Guibourg Delamotte : Les Japonais en gardent un immense traumatisme. Cet événement a été un moment fondateur de l'identité pacifiste de l'après-guerre. Pour eux, c'est le moment où démarre le rejet de la guerre, associé à la Seconde Guerre mondiale.

Il y a aussi un volet moins positif. Hiroshima et Nagasaki ont été une catastrophe humanitaire telle - prenant pour cible des populations civiles, avec une arme qui n'avait jamais été utilisée auparavant - que les Japonais ont tendance à occulter les souffrances que les Japonais ont pu infliger eux-mêmes.

Ce qui est intéressant, c'est que le premier volet concerne tout le monde, et en particulier les gens de gauche, qui rejettent la guerre et défendent la Constitution pacifique. Le second concerne surtout les autorités. Autour de Hiroshima et Nagasaki, l'ensemble de la population se retrouve.

Lorsque je parle de pacifisme, c'est à la fois une problématique constitutionnelle, avec le rejet de la guerre. Le rejet du nucléaire est un sous-produit du pacifisme.

Quelle forme prennent ces célébrations ?

Une cérémonie a lieu à Hiroshima et à Nagasaki. Elle est retransmise à la télévision. L'empereur, le Premier ministre et le gouvernement s'y rendent. C'est le terrain sur lequel la gauche et la droite, après la guerre, ont pu se rencontrer à travers un consensus.

Les cérémonies commémorent les victimes des guerres, leurs souffrances, et le besoin de ne plus se lancer dans de tels conflits. Les survivants vont pouvoir être interviewés à la télévision, mais ne sont pas spécialement mis en avant dans les cérémonies en elles-mêmes.

Existe-t-il une forme de rancune envers les Américains, à avoir utilisé des bombes nucléaires contre le Japon ?

Aucun président américain n'a assisté à ces cérémonies. L'ambassadeur s'y est rendu pour la première fois en 2010. Il n'y a jamais eu d'excuses de la part des Américains et ce n'est pas à l'ordre du jour.

Ça n'est jamais exprimé, ni officiellement, ni par les personnalités de gauche, en dehors d'un tête à tête assez confidentiel, ou entre Japonais. Très rapidement, l'idée s'est imposée que si le Japon avait gagné la guerre, Hiroshima et Nagasaki auraient été considérés comme un crime contre l'humanité. Il y a aussi l'idée que les Américains n'auraient jamais fait ça contre des Allemands, ou contre des démocrates. Ce discours est particulièrement présent au sein de l'extrême droite.
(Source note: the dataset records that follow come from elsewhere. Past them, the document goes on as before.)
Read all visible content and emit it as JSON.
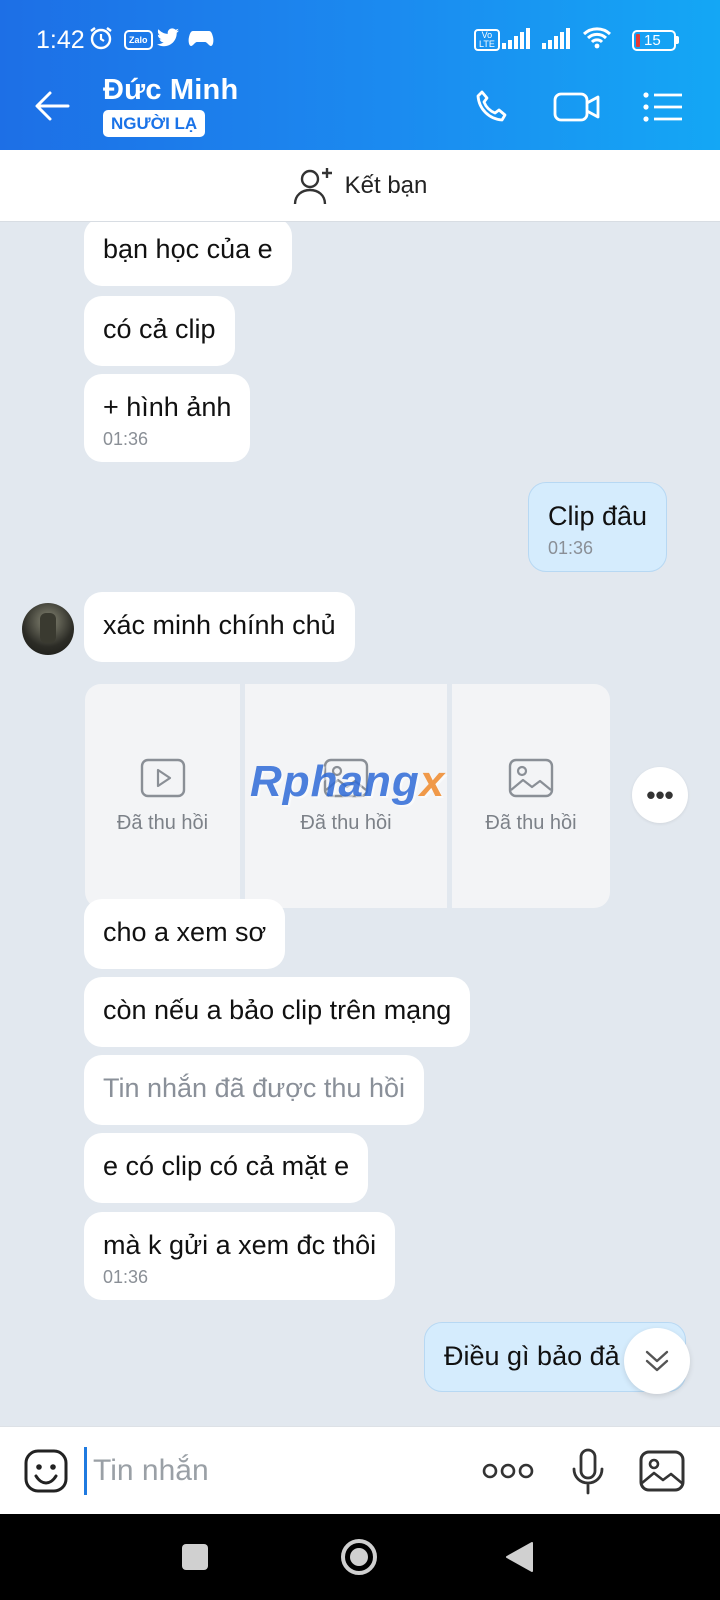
{
  "status_bar": {
    "time": "1:42",
    "zalo_label": "Zalo",
    "volte_label": "Vo\nLTE",
    "battery_level": "15"
  },
  "header": {
    "contact_name": "Đức Minh",
    "stranger_badge": "NGƯỜI LẠ",
    "accent_color": "#1b8bf0"
  },
  "add_friend": {
    "label": "Kết bạn"
  },
  "messages": [
    {
      "dir": "in",
      "text": "bạn học của e"
    },
    {
      "dir": "in",
      "text": "có cả clip"
    },
    {
      "dir": "in",
      "text": "+ hình ảnh",
      "time": "01:36"
    },
    {
      "dir": "out",
      "text": "Clip đâu",
      "time": "01:36"
    },
    {
      "dir": "in",
      "text": "xác minh chính chủ"
    },
    {
      "dir": "in",
      "text": "cho a xem sơ"
    },
    {
      "dir": "in",
      "text": "còn nếu a bảo clip trên mạng"
    },
    {
      "dir": "in",
      "text": "Tin nhắn đã được thu hồi",
      "recalled": true
    },
    {
      "dir": "in",
      "text": "e có clip có cả mặt e"
    },
    {
      "dir": "in",
      "text": "mà k gửi a xem đc thôi",
      "time": "01:36"
    },
    {
      "dir": "out",
      "text": "Điều gì bảo đả"
    }
  ],
  "media": [
    {
      "icon": "video-icon",
      "label": "Đã thu hồi"
    },
    {
      "icon": "image-icon",
      "label": "Đã thu hồi"
    },
    {
      "icon": "image-icon",
      "label": "Đã thu hồi"
    }
  ],
  "watermark": {
    "main": "Rphang",
    "suffix": "x"
  },
  "more_label": "•••",
  "input": {
    "placeholder": "Tin nhắn",
    "value": ""
  }
}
Cela est en partie dû à une ignorance de l'histoire, et notamment des bombardements de Dresde, en Allemagne. C'est aussi un refus de prendre en considération l'obstination, y compris à la fin de la guerre, des Japonais. Il a fallu deux bombes, et pas une seule, et encore, il a fallu attendre encore six jours pour que l'empereur trouve le courage politique et/ou les arguments pour convaincre les militaires de capituler. Ils étaient complétement jusqu'au boutistes. Il faut bien resituer ces événements dans le contexte de l'époque. D'autant plus que c'était une bombe dont on ne mesurait pas les effets : souvenez-vous qu'on assistait à des essais nucléaires avec de simples lunettes de soleil.

Les autorités japonaises défendent en ce moment un projet de réforme constitutionnelle. La Constitution du Japon, très exigeante en termes de pacifisme, est considérée par certains comme trop contraignante dans l'emploi des forces armées. Ce débat a-t-il un lien avec l'expérience de ces bombardements nucléaires ?

Le projet de la sur la Défense est quelque chose de ponctuel, qui divise énormément la population ne comprenant pas très bien où le gouvernement veut en venir. Une bonne partie des Japonais a un doute important sur la constitutionnalité de ce projet.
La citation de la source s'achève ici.